Friday 17 February 2012

A Game of Hide and Seek by Elizabeth Taylor

Looking at the map of your inner England, to remark to your companion 'I think we're in the Home Counties Darling' would be true by GPS but false if one expects rood screens and 'where did I leave my cycle clips'. No, Elizabeth Taylor's Dramatis Personae have a more complex anguish than ever disrupted a garden fete. The novel opens at the shabby Victorian house of Hugo and Caroline over whose children the 18 year old Harriet has a supervisory role she combines with typing. The relationships between all the parties in this novel are complex and god forgive me, inter-generational.
Vesey's aunt, the mother of Joseph and Deirdre was Harriet's mother's closest friend. As young women (a smudged photograph recorded this) they had once been hustled, gripped above the elbows by policemen, up the steps of a police-station. In the background, shop-windows showed great holes like black stars. Harriet, not able to bear this picture nor to ignore it, heedless of former sacrifice, as history makes all of us, saw only that her mother had exposed herself to mockery and ridicule, that she looked ugly, wild, a little mad, her mouth a little open, her had sideways. And Vesey's Aunt Caroline the same.

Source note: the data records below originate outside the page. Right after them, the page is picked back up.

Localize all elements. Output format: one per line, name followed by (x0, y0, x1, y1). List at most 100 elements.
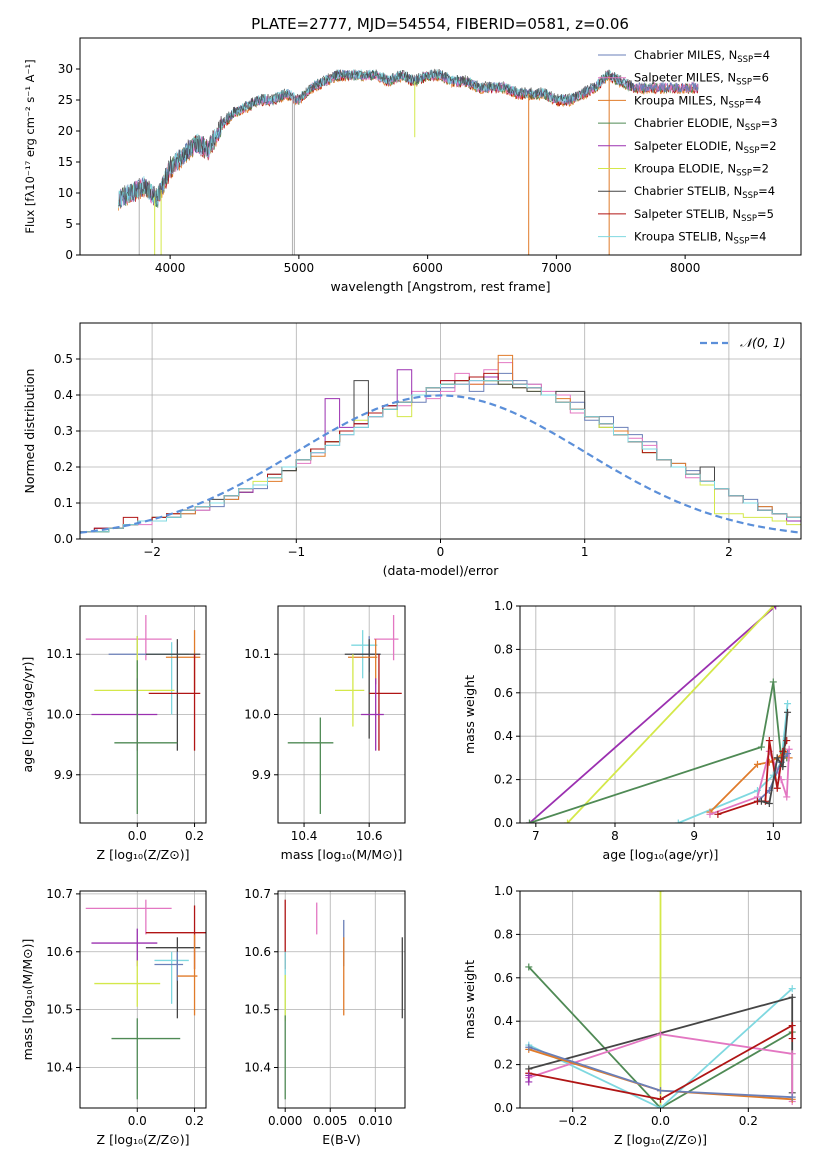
spectrum-line (118, 69, 699, 208)
mass_vs_EBV-ytick-label: 10.5 (244, 1003, 271, 1017)
spectrum-ytick-label: 0 (65, 248, 73, 262)
spectrum-ytick-label: 30 (58, 62, 73, 76)
panel-histogram: −2 −1 0 1 2 0.0 0.1 0.2 0.3 0.4 0.5 (data-model)/er… (22, 322, 802, 578)
histogram-step (80, 380, 801, 533)
age_vs_Z-plot-area (85, 615, 201, 814)
mass_vs_EBV-ytick-label: 10.6 (244, 945, 271, 959)
legend-sub: SSP (736, 169, 752, 179)
histogram-ytick-label: 0.3 (54, 424, 73, 438)
age_vs_mass-ytick-label: 10.0 (244, 708, 271, 722)
spectrum-ytick-label: 15 (58, 155, 73, 169)
histogram-plot-area (80, 354, 801, 534)
weight_vs_age-plot-area (525, 606, 793, 823)
legend-text: Chabrier STELIB, N (634, 184, 742, 198)
weight_vs_age-ytick-label: 0.2 (494, 773, 513, 787)
weight_vs_Z-ylabel: mass weight (462, 960, 477, 1039)
weight_vs_age-xtick-label: 9 (690, 829, 698, 843)
legend-label: Kroupa ELODIE, NSSP=2 (634, 162, 769, 179)
legend-sub: SSP (736, 78, 752, 88)
weight-marker (525, 1071, 533, 1079)
weight-marker (657, 1104, 664, 1108)
figure-title: PLATE=2777, MJD=54554, FIBERID=0581, z=0… (251, 15, 629, 33)
age_vs_mass-ytick-label: 10.1 (244, 647, 271, 661)
legend-tail: =4 (758, 184, 775, 198)
legend-text: Salpeter MILES, N (634, 71, 736, 85)
mass_vs_EBV-frame (277, 890, 406, 1109)
legend-label: Chabrier MILES, NSSP=4 (634, 48, 770, 65)
weight_vs_Z-xtick-label: −0.2 (558, 1114, 587, 1128)
legend-label: Salpeter MILES, NSSP=6 (634, 71, 769, 88)
panels: 4000 5000 6000 7000 8000051015202530waveleng… (20, 37, 802, 1147)
weight-line (528, 987, 793, 1108)
mass_vs_Z-ytick-label: 10.4 (46, 1060, 73, 1074)
weight-line (528, 966, 793, 1108)
panel-mass_vs_EBV: 0.000 0.005 0.010 10.4 10.5 10.6 10.7 E(B-V) (244, 887, 406, 1147)
weight-marker (657, 1087, 664, 1095)
age_vs_Z-ytick-label: 10.0 (46, 708, 73, 722)
weight_vs_age-frame (519, 605, 802, 824)
histogram-xtick-label: 1 (581, 545, 589, 559)
weight_vs_Z-xlabel: Z [log₁₀(Z/Z⊙)] (614, 1132, 707, 1147)
legend-tail: =4 (744, 93, 761, 107)
age_vs_Z-xtick-label: 0.2 (185, 829, 204, 843)
weight_vs_age-ytick-label: 0.0 (494, 816, 513, 830)
mass_vs_Z-grid (80, 891, 206, 1108)
weight_vs_Z-xtick-label: 0.2 (739, 1114, 758, 1128)
spectrum-ytick-label: 5 (65, 217, 73, 231)
weight_vs_Z-xtick-label: 0.0 (651, 1114, 670, 1128)
spectrum-frame (79, 37, 802, 256)
legend-text: Chabrier ELODIE, N (634, 116, 745, 130)
weight_vs_Z-ytick-label: 1.0 (494, 884, 513, 898)
weight-marker (525, 1043, 533, 1051)
weight-line (528, 1033, 794, 1102)
weight-marker (779, 747, 787, 755)
age_vs_Z-xtick-label: 0.0 (128, 829, 147, 843)
weight-marker (773, 754, 781, 762)
mass_vs_Z-ylabel: mass [log₁₀(M/M⊙)] (20, 939, 35, 1061)
mass_vs_EBV-xtick-label: 0.005 (313, 1114, 347, 1128)
weight-marker (769, 678, 777, 686)
spectrum-xlabel: wavelength [Angstrom, rest frame] (330, 279, 550, 294)
histogram-legend: 𝒩(0, 1) (700, 335, 786, 350)
legend-label: Kroupa MILES, NSSP=4 (634, 93, 761, 110)
weight_vs_age-ylabel: mass weight (462, 675, 477, 754)
weight-marker (788, 1022, 796, 1030)
weight_vs_age-xtick-label: 7 (532, 829, 540, 843)
histogram-xtick-label: −2 (143, 545, 161, 559)
spectrum-ylabel: Flux [fλ10⁻¹⁷ erg cm⁻² s⁻¹ A⁻¹] (23, 59, 37, 233)
legend-tail: =2 (752, 162, 769, 176)
weight_vs_Z-ytick-label: 0.0 (494, 1101, 513, 1115)
mass_vs_EBV-ytick-label: 10.4 (244, 1060, 271, 1074)
legend-text: Salpeter ELODIE, N (634, 139, 744, 153)
weight-marker (714, 810, 722, 818)
age_vs_mass-xtick-label: 10.6 (356, 829, 383, 843)
weight-marker (765, 737, 773, 745)
spectrum-line (118, 71, 699, 211)
weight-marker (769, 606, 777, 610)
weight-line (529, 681, 787, 823)
mass_vs_EBV-xlabel: E(B-V) (322, 1132, 361, 1147)
weight-marker (757, 743, 765, 751)
mass_vs_Z-xtick-label: 0.2 (185, 1114, 204, 1128)
histogram-xtick-label: 0 (437, 545, 445, 559)
weight-marker (788, 1093, 796, 1101)
weight_vs_Z-ytick-label: 0.6 (494, 971, 513, 985)
mass_vs_Z-ytick-label: 10.5 (46, 1003, 73, 1017)
legend-tail: =4 (753, 48, 770, 62)
legend-tail: =4 (749, 230, 766, 244)
panel-spectrum: 4000 5000 6000 7000 8000 0 5 10 15 20 25 30 waveleng… (23, 37, 802, 294)
legend-sub: SSP (729, 100, 745, 110)
legend-label: 𝒩(0, 1) (740, 335, 786, 350)
age_vs_Z-xlabel: Z [log₁₀(Z/Z⊙)] (97, 847, 190, 862)
weight_vs_age-ytick-label: 0.4 (494, 729, 513, 743)
legend-text: Chabrier MILES, N (634, 48, 737, 62)
histogram-xtick-label: −1 (287, 545, 305, 559)
mass_vs_Z-frame (79, 890, 207, 1109)
weight-marker (525, 1078, 533, 1086)
weight-marker (773, 784, 781, 792)
spectrum-line (118, 70, 699, 209)
mass_vs_EBV-xtick-label: 0.000 (268, 1114, 302, 1128)
age_vs_mass-plot-area (287, 615, 402, 814)
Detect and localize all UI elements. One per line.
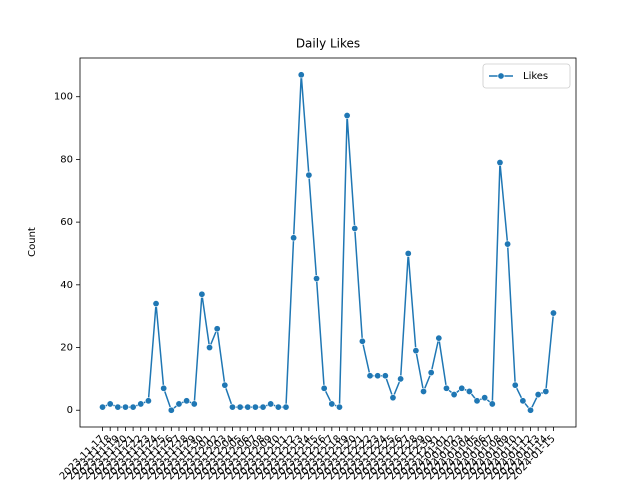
data-point (190, 400, 198, 408)
data-point (335, 403, 343, 411)
y-tick-label: 0 (67, 405, 73, 416)
data-point (404, 249, 412, 257)
data-point (259, 403, 267, 411)
data-point (206, 344, 214, 352)
data-point (397, 375, 405, 383)
data-point (534, 391, 542, 399)
data-point (542, 387, 550, 395)
plot-frame (79, 57, 577, 428)
data-point (114, 403, 122, 411)
legend-box (482, 63, 571, 89)
y-tick-label: 40 (60, 280, 73, 291)
data-point (152, 300, 160, 308)
data-point (129, 403, 137, 411)
data-point (290, 234, 298, 242)
data-point (251, 403, 259, 411)
data-point (282, 403, 290, 411)
data-point (121, 403, 129, 411)
data-point (137, 400, 145, 408)
y-tick-label: 100 (54, 92, 73, 103)
data-point (198, 290, 206, 298)
data-point (511, 381, 519, 389)
data-point (488, 400, 496, 408)
data-point (313, 275, 321, 283)
data-point (427, 369, 435, 377)
data-point (504, 240, 512, 248)
data-point (527, 406, 535, 414)
data-point (236, 403, 244, 411)
data-point (481, 394, 489, 402)
data-point (144, 397, 152, 405)
data-line (102, 74, 555, 412)
data-point (465, 387, 473, 395)
data-point (297, 71, 305, 79)
data-point (374, 372, 382, 380)
data-point (244, 403, 252, 411)
data-point (412, 347, 420, 355)
data-point (549, 309, 557, 317)
data-point (358, 337, 366, 345)
data-point (420, 387, 428, 395)
y-tick-label: 80 (60, 154, 73, 165)
data-point (435, 334, 443, 342)
data-point (183, 397, 191, 405)
data-point (320, 384, 328, 392)
data-point (496, 159, 504, 167)
data-point (160, 384, 168, 392)
data-point (305, 171, 313, 179)
data-point (351, 224, 359, 232)
data-point (221, 381, 229, 389)
data-point (106, 400, 114, 408)
legend-marker (497, 72, 505, 80)
data-point (167, 406, 175, 414)
data-point (381, 372, 389, 380)
data-point (473, 397, 481, 405)
data-point (519, 397, 527, 405)
data-point (99, 403, 107, 411)
y-tick-label: 20 (60, 343, 73, 354)
data-point (366, 372, 374, 380)
data-point (175, 400, 183, 408)
legend-label: Likes (523, 71, 548, 82)
data-point (274, 403, 282, 411)
data-point (343, 112, 351, 120)
data-point (458, 384, 466, 392)
y-axis-label: Count (27, 227, 38, 257)
data-point (389, 394, 397, 402)
y-tick-label: 60 (60, 217, 73, 228)
data-point (213, 325, 221, 333)
data-point (228, 403, 236, 411)
chart-title: Daily Likes (296, 37, 360, 51)
data-point (328, 400, 336, 408)
data-point (442, 384, 450, 392)
data-point (267, 400, 275, 408)
data-point (450, 391, 458, 399)
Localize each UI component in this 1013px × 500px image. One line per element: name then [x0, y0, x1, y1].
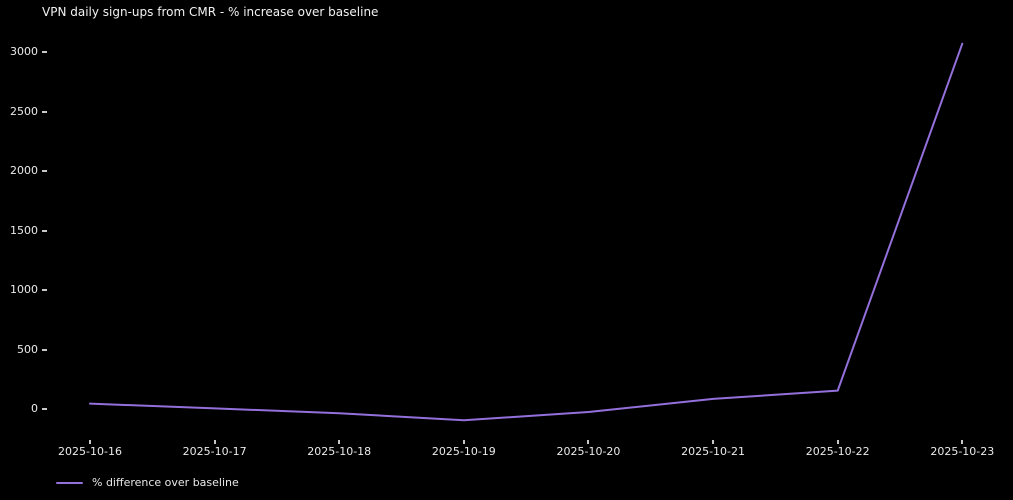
y-tick-label: 1500: [10, 223, 38, 237]
y-tick-mark: [42, 110, 47, 113]
legend-label: % difference over baseline: [92, 476, 239, 489]
y-tick-label: 1000: [10, 283, 38, 296]
chart-title: VPN daily sign-ups from CMR - % increase…: [42, 5, 379, 19]
y-tick-mark: [42, 408, 47, 410]
x-tick-label: 2025-10-23: [930, 445, 995, 458]
y-tick-label: 3000: [10, 45, 38, 58]
x-tick-label: 2025-10-20: [556, 445, 621, 458]
x-tick-mark: [961, 440, 964, 444]
x-tick-label: 2025-10-16: [58, 445, 122, 458]
y-tick-label: 0: [31, 402, 38, 415]
x-tick-label: 2025-10-17: [182, 445, 247, 458]
x-tick-label: 2025-10-22: [805, 445, 870, 458]
legend-line-swatch: [56, 481, 83, 484]
y-tick-label: 2000: [10, 164, 38, 177]
legend: % difference over baseline: [56, 476, 239, 489]
y-tick-label: 2500: [10, 104, 38, 118]
series-line: [89, 42, 964, 422]
x-tick-label: 2025-10-19: [431, 445, 496, 458]
y-tick-mark: [42, 229, 47, 232]
y-tick-mark: [42, 348, 47, 351]
x-tick-mark: [89, 440, 91, 444]
x-tick-mark: [213, 440, 216, 444]
y-tick-mark: [42, 289, 47, 291]
x-tick-mark: [462, 440, 465, 444]
x-tick-mark: [587, 440, 590, 444]
y-tick-mark: [42, 170, 47, 172]
y-tick-mark: [42, 51, 47, 53]
y-tick-label: 500: [17, 342, 38, 356]
x-tick-mark: [338, 440, 341, 444]
x-tick-label: 2025-10-21: [681, 445, 746, 458]
x-tick-mark: [836, 440, 839, 444]
x-tick-label: 2025-10-18: [307, 445, 372, 458]
x-tick-mark: [712, 440, 715, 444]
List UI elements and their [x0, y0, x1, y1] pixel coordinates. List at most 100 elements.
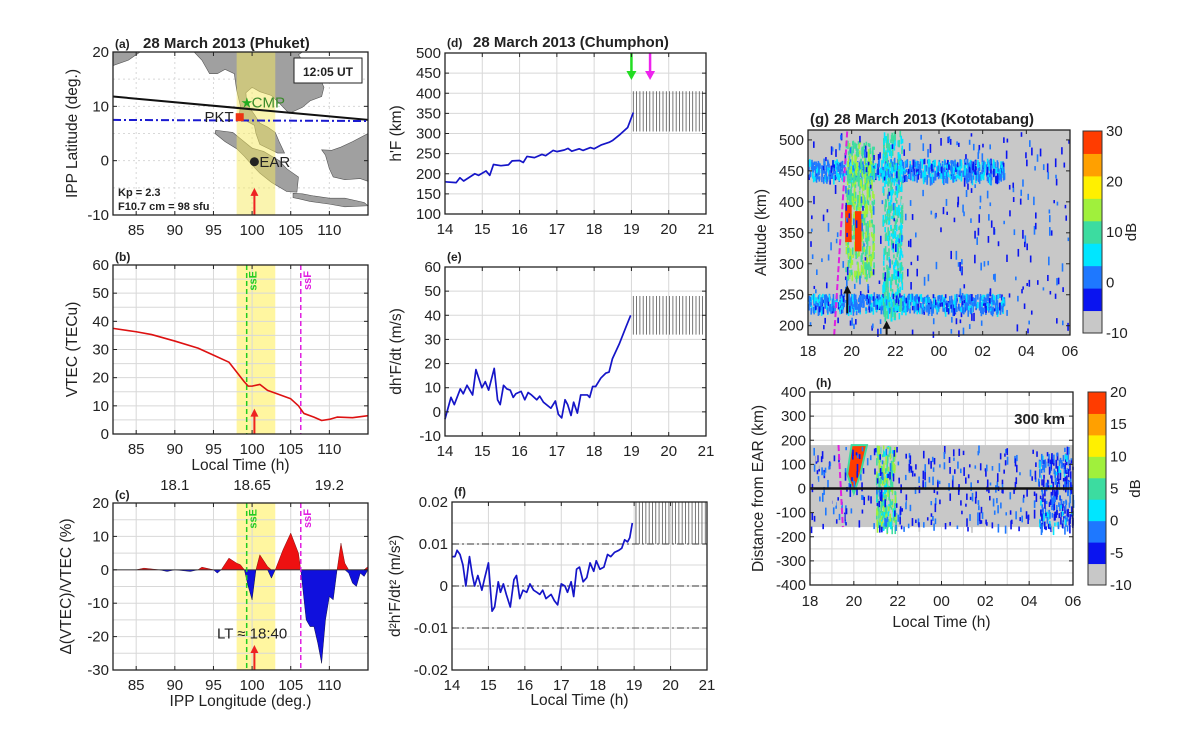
scatter-noise: [1026, 488, 1028, 497]
echo-240km: [810, 307, 813, 315]
plume-1: [853, 234, 855, 240]
scatter-noise: [823, 486, 825, 495]
plume-3: [885, 296, 888, 300]
scatter-noise: [963, 211, 965, 217]
late-echoes: [1054, 489, 1056, 498]
plume-1: [861, 164, 863, 173]
echo-240km: [992, 306, 994, 315]
plume-3: [900, 305, 903, 312]
echo-450km: [918, 164, 920, 168]
plume-1: [860, 158, 862, 165]
plume-streak: [889, 499, 892, 508]
scatter-noise: [1048, 215, 1051, 223]
echo-240km: [880, 302, 882, 311]
scatter-noise: [859, 135, 861, 143]
echo-450km: [903, 167, 906, 174]
scatter-noise: [818, 462, 820, 469]
late-echoes: [1071, 506, 1073, 513]
scatter-noise: [1049, 227, 1051, 236]
echo-450km: [831, 165, 833, 170]
scatter-noise: [892, 202, 895, 211]
echo-240km: [841, 303, 843, 308]
late-echoes: [1069, 518, 1071, 524]
scatter-noise: [884, 277, 886, 282]
plume-streak: [889, 453, 892, 459]
scatter-noise: [879, 492, 882, 502]
echo-240km: [927, 307, 930, 316]
echo-450km: [993, 169, 996, 176]
scatter-noise: [916, 268, 919, 277]
scatter-noise: [952, 475, 954, 481]
scatter-noise: [992, 498, 995, 507]
scatter-noise: [815, 453, 818, 462]
scatter-noise: [911, 470, 914, 477]
echo-450km: [947, 171, 950, 178]
scatter-noise: [938, 273, 941, 279]
echo-240km: [993, 296, 996, 304]
echo-450km: [992, 159, 995, 169]
echo-240km: [993, 308, 996, 312]
scatter-noise: [1066, 446, 1069, 455]
echo-240km: [860, 294, 863, 298]
echo-450km: [821, 176, 823, 183]
scatter-noise: [911, 329, 914, 335]
echo-240km: [926, 296, 929, 304]
plume-1: [864, 174, 866, 184]
echo-240km: [1001, 306, 1004, 313]
vtec-line: [112, 327, 369, 422]
plume-3: [890, 197, 893, 203]
plume-streak: [892, 508, 895, 517]
plume-3: [891, 178, 893, 185]
plume-3: [901, 225, 903, 229]
kp-label: Kp = 2.3: [118, 187, 161, 199]
echo-450km: [874, 163, 877, 170]
echo-240km: [965, 299, 967, 308]
echo-450km: [836, 159, 838, 163]
scatter-noise: [915, 464, 917, 470]
panel-label: (a): [115, 37, 130, 51]
scatter-noise: [911, 518, 914, 526]
scatter-noise: [834, 185, 837, 194]
echo-240km: [936, 308, 939, 313]
plume-1: [853, 223, 856, 232]
plume-3: [889, 199, 892, 206]
plume-3: [900, 167, 903, 173]
plume-1: [859, 179, 862, 187]
scatter-noise: [862, 495, 864, 501]
top-x-tick-label: 18.65: [233, 477, 271, 494]
scatter-noise: [1069, 474, 1071, 481]
plume-3: [896, 207, 899, 211]
scatter-noise: [903, 175, 906, 183]
plume-streak: [875, 512, 878, 520]
echo-240km: [829, 303, 832, 311]
scatter-noise: [946, 211, 948, 215]
plume-1: [851, 155, 854, 164]
scatter-noise: [861, 213, 863, 219]
echo-450km: [908, 172, 911, 179]
scatter-noise: [856, 488, 858, 496]
plume-streak: [891, 450, 894, 454]
plume-1: [857, 194, 859, 204]
scatter-noise: [970, 133, 973, 137]
plume-3: [883, 285, 886, 293]
plume-streak: [889, 446, 892, 454]
scatter-noise: [837, 497, 839, 501]
echo-240km: [968, 294, 970, 303]
echo-450km: [917, 161, 919, 166]
scatter-noise: [856, 471, 858, 478]
y-tick-label: 40: [92, 313, 109, 330]
echo-240km: [942, 304, 944, 312]
late-echoes: [1047, 458, 1050, 464]
echo-240km: [828, 304, 831, 312]
y-tick-label: -0.01: [414, 620, 448, 637]
scatter-noise: [932, 318, 935, 325]
scatter-noise: [845, 508, 848, 515]
scatter-noise: [978, 144, 981, 151]
plume-3: [898, 139, 900, 148]
late-echoes: [1050, 525, 1052, 533]
scatter-noise: [824, 317, 826, 324]
panel-f: [451, 501, 708, 671]
echo-240km: [987, 293, 990, 300]
scatter-noise: [1034, 166, 1036, 171]
colorbar-segment: [1088, 434, 1106, 457]
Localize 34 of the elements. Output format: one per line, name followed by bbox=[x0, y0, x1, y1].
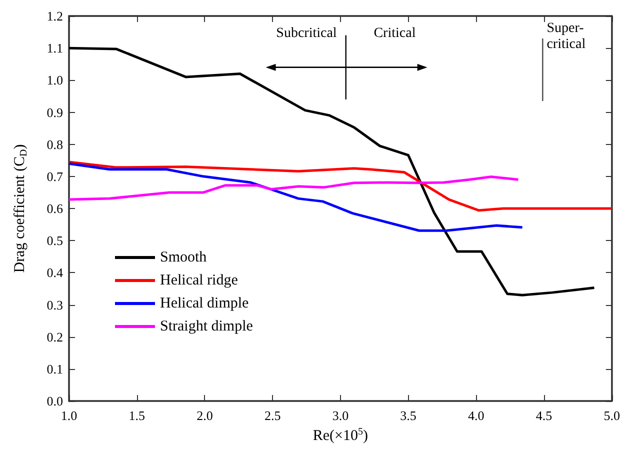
line-series bbox=[68, 160, 614, 212]
legend-label: Helical ridge bbox=[160, 272, 238, 288]
y-tick-label: 0.0 bbox=[46, 394, 63, 408]
legend-label: Straight dimple bbox=[160, 318, 254, 334]
y-tick-label: 0.7 bbox=[46, 168, 64, 184]
x-tick-label: 3.5 bbox=[400, 408, 416, 423]
annotation: Super- critical bbox=[546, 21, 586, 52]
x-tick-label: 4.5 bbox=[536, 408, 552, 423]
annotation: Subcritical bbox=[276, 26, 337, 41]
y-tick-label: 0.5 bbox=[46, 233, 63, 248]
y-tick-label: 1.1 bbox=[46, 40, 63, 56]
y-tick-label: 0.9 bbox=[46, 104, 63, 120]
x-tick-label: 4.0 bbox=[468, 408, 484, 423]
legend-label: Smooth bbox=[160, 250, 208, 266]
x-tick-label: 5.0 bbox=[604, 408, 620, 423]
y-tick-label: 0.8 bbox=[46, 136, 63, 152]
line-series bbox=[68, 162, 524, 232]
annotation: Critical bbox=[374, 26, 416, 41]
y-tick-label: 0.4 bbox=[46, 265, 64, 280]
y-tick-label: 0.2 bbox=[46, 329, 63, 344]
y-tick-label: 1.0 bbox=[46, 72, 63, 88]
legend-label: Helical dimple bbox=[160, 296, 250, 312]
y-tick-label: 0.3 bbox=[46, 297, 63, 312]
y-tick-label: 1.2 bbox=[46, 8, 63, 24]
x-tick-label: 1.0 bbox=[60, 408, 78, 423]
x-tick-label: 2.5 bbox=[264, 408, 281, 423]
line-series bbox=[68, 46, 596, 296]
x-tick-label: 3.0 bbox=[332, 408, 349, 423]
y-tick-label: 0.1 bbox=[46, 361, 63, 376]
x-tick-label: 1.5 bbox=[128, 408, 145, 423]
line-series bbox=[68, 175, 520, 201]
y-tick-label: 0.6 bbox=[46, 201, 64, 216]
y-axis-title: Drag coefficient (CD) bbox=[12, 144, 30, 273]
x-tick-label: 2.0 bbox=[196, 408, 213, 423]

Vesey is Harriet's 'cycling fish' if you will. He is also 18 and has been parked with his aunt for the summer. Harriet falls in love with him but he then leaves and doesn't write. All during her subsequent marriage with Charles who is a much older man, she holds him in her heart. Harriet has to regularly wring out her hanky. This sounds I know like the elocution sentences that she might have had to repeat in school. ‘Vowels gels’. Harriet is a weeper and at a critical moment with her husband as she begins to overflow he thinks in an uncharacteristic moment of disloyalty that she is a terrible whiney woman. About Charles:
Charles was much respected in the little town where he worked. Solid, serious, astute, he was a strange son for his mother to have borne, people felt. That she was an embarrassment to him, they could easily understand: that there was war between them few realised - war which, stimulated Julia and bore her up; but which had effects of prolonged nervous strain upon her son.
Julia was an actress at the top of her profession. She cannot leave off her actressy ways and Taylor has fun with these. Her son looks out the window and sees her coming up the garden path.
His mother came up the path with a red and silvery cabbage in one hand, a knife in the other. She held the cabbage away from her, as if it were some loathed thing. It might have been John the Baptist's head so dramatically did she carry it.
Vesey who has receded from view in the novel is the worm at the heart of Charles's marriage. He is that great invisible planet that perturbs. After 16 years he turns up and and it looks as though the un may be subtracted from the unrequited. That is the second half of the novel. A passing reference is made to the film Brief Encounter. This novel is very fine, in its observation, precise and she's also kind to men.